Few people here are saying that the server shouldn’t worry about putting something down in front of a toddler. Most people are pretty close to agreeing in this thread. The difference of opinion (no matter how much you seem to think people in this forum aren’t allowed to express one) seems to be on the amount of responsiblity/heads up/care the waitstaff should exhibit.

So if you’re going to flounce away due to discord and conflict you might want to consider that you’re the one who seems to be taking it the farthest in this particular thread. Most other people seem to be able to hold their shit together. Maybe this is just a thread you need to unsubscribe from and abstain from topics like this in the future if your personal feelings make discussion too tender a spot for you. Or, maybe this place really has lost its luster for you completely. Only you know which way to go, but please don’t kid yourself that it’s everyone else that has the problem here.
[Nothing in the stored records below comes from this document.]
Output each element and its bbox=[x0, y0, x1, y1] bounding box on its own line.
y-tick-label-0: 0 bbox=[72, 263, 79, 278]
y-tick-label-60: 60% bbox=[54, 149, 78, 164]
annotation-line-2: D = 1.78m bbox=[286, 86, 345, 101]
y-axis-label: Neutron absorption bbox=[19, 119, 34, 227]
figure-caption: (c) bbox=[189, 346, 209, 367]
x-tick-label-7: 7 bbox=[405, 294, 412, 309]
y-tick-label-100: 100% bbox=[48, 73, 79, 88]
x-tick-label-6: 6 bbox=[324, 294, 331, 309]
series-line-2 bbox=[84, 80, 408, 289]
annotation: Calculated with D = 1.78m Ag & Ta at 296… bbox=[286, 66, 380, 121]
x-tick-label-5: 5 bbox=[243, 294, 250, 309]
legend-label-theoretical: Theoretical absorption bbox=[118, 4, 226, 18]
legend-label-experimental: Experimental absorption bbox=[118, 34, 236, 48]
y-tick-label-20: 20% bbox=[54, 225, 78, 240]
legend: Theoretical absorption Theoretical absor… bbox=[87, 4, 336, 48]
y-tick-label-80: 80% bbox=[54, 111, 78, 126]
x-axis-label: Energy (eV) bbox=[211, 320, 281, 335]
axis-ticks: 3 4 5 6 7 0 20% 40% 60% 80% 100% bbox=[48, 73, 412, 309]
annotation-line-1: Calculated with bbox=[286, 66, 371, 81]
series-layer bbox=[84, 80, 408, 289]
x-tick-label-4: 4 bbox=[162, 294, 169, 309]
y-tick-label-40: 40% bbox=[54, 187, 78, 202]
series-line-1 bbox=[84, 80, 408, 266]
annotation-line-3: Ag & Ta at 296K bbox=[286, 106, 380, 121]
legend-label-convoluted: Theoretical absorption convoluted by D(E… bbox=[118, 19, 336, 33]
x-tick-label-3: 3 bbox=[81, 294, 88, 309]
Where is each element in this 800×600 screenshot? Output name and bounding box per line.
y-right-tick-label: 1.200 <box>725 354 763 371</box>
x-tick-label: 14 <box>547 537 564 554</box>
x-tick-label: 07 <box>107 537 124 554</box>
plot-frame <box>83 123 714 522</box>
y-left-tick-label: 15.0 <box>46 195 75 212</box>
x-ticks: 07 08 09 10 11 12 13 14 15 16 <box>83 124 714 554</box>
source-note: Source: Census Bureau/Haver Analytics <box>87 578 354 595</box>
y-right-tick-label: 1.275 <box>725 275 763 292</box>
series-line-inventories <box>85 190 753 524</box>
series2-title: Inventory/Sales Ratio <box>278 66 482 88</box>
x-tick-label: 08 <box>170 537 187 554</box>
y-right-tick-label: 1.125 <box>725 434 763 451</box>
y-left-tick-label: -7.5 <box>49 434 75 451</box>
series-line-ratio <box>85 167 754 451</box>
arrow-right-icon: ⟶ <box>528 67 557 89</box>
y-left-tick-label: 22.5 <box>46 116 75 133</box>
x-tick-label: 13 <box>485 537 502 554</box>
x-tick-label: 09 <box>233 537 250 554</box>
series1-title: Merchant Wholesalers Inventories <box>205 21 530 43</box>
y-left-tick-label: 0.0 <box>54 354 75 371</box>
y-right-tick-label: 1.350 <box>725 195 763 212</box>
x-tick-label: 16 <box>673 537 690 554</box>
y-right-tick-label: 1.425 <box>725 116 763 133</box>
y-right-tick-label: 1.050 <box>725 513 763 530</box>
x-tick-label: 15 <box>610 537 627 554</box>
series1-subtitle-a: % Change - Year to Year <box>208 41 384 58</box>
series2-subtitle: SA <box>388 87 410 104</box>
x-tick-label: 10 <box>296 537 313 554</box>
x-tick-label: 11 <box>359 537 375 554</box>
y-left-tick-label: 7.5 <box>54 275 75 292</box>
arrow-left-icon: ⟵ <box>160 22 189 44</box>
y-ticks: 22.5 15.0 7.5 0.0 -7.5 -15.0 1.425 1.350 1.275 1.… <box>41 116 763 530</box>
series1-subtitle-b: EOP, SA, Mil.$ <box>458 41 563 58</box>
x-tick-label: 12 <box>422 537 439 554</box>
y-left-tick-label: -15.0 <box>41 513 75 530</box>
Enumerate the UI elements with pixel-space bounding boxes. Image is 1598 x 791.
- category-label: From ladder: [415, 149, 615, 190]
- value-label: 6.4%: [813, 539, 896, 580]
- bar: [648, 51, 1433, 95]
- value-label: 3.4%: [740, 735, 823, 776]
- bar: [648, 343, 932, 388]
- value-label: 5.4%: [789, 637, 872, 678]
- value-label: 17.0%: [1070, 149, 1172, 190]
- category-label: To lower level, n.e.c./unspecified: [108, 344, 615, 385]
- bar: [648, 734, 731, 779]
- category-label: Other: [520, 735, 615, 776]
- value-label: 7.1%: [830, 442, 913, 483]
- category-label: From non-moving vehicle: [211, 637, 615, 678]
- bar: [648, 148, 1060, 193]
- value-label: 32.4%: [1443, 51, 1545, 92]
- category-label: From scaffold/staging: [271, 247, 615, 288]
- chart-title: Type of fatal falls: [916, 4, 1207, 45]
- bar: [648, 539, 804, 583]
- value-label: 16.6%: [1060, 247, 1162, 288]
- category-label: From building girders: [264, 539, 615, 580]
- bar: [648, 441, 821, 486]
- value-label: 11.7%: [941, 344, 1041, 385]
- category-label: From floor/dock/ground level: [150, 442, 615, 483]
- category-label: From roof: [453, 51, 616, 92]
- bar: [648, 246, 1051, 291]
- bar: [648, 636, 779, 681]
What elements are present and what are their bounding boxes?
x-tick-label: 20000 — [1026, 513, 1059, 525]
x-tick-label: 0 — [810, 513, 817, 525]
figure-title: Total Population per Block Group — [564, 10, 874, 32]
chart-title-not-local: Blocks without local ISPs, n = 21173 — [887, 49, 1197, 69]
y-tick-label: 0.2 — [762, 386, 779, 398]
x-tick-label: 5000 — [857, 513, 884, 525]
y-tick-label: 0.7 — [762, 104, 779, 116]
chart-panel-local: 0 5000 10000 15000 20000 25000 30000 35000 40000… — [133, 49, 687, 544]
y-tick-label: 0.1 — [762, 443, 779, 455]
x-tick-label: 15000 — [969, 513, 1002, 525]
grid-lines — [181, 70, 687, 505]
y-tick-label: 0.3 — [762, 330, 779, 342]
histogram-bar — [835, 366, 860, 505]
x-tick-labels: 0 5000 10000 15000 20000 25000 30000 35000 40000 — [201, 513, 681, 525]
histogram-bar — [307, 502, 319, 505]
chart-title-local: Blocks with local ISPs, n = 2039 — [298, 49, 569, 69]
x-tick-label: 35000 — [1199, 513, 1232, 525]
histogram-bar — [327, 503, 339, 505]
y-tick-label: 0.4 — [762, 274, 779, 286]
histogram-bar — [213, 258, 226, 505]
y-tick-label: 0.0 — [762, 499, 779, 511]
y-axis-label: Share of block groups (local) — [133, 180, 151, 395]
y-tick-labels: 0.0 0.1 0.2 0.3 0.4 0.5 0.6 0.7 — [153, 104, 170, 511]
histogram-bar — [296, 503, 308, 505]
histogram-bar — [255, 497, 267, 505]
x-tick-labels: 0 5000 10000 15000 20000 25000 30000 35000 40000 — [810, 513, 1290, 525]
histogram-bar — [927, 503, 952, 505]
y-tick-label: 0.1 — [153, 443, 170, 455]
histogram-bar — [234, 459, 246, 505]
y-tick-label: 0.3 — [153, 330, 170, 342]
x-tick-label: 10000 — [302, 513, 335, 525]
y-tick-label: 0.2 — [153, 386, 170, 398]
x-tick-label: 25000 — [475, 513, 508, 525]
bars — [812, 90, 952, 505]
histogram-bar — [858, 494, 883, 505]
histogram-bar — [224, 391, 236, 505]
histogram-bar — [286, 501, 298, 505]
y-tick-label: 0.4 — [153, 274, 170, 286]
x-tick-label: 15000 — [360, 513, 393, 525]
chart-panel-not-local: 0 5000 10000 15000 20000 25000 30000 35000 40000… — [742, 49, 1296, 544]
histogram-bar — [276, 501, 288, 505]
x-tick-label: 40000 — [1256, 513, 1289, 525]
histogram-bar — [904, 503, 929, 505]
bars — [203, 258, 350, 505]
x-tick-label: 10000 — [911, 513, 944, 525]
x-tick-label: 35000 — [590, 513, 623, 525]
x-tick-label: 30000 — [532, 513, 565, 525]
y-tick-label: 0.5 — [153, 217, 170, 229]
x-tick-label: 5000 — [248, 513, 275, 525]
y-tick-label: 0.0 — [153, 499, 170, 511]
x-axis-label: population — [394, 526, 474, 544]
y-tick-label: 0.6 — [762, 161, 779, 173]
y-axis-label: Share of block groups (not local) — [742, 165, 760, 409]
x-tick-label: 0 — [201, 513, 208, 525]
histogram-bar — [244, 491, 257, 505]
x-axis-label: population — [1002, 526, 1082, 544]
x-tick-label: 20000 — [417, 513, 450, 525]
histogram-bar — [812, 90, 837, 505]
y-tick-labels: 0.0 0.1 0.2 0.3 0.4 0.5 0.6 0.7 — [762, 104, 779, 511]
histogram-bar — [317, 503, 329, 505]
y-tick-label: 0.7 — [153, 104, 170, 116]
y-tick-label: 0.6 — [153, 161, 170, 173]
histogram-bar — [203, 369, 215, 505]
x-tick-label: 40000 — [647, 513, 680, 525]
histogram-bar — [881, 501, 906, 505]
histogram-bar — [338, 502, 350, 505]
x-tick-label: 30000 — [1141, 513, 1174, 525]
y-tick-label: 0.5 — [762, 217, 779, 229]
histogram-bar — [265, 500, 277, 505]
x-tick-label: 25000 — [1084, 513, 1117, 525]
Everyone, calm down, please. If you have a problem with another poster, take it to the Pit. You’re allowed to disagree with each other, but please refrain from calling each other names while doing so.

twickster, MPSIMS moderator

Heh. That’s funny. You ask me to learn to read complicated sentences and then make wild assumptions about what I said. Go back and read my simple sentences and it will dawn on you I never said anything about any mitigation of parental responsibility whatsoever. How you made that leap is a mystery. How anyone could make that leap about the OP is one as well. I was applauding alices post as being the first thinking response to the OP. There were others after. I’ll just make a more grounded assumption you wanted to pontificate whether my post fit what you wanted to say or not. What the heck, just one more assumption to go with the whole first page of them.

Best I can tell our difference lies in your assumption everyone is an idiot except you.

Really out there aren’t you. I never said anything about you referring to mitigation of responsibility. I also never said anything about anybody but me being an idiot. I am trying to explain to you that it makes no difference how many idiot waitresses there are in the world, or any other idiots in any occupation. You cannot escape the fact that parents are ultimately responsible for the well being of their children. It doesn’t matter if a waitress is the most intelligent person on the planet. A caring, sensitive, concerned waitress could by accident drop a hot plate on a child. A parent must be the last line of defense for their child, and no parent should allow a child to be placed in danger by expecting people to use ordinary care in the execution of their jobs. Had the child burned her hand on the plate, it would have been the parents fault for failing to use extraordinary care. Suppose that the OP had left his child at a daycare center. Should he just drop the child off without investigating their practices and reputation? Daycare centers are licensed and regulated by the state. Would you expect a waitress, unlicensed and unregulated, to take greater care of a child than a daycare worker? I hope not.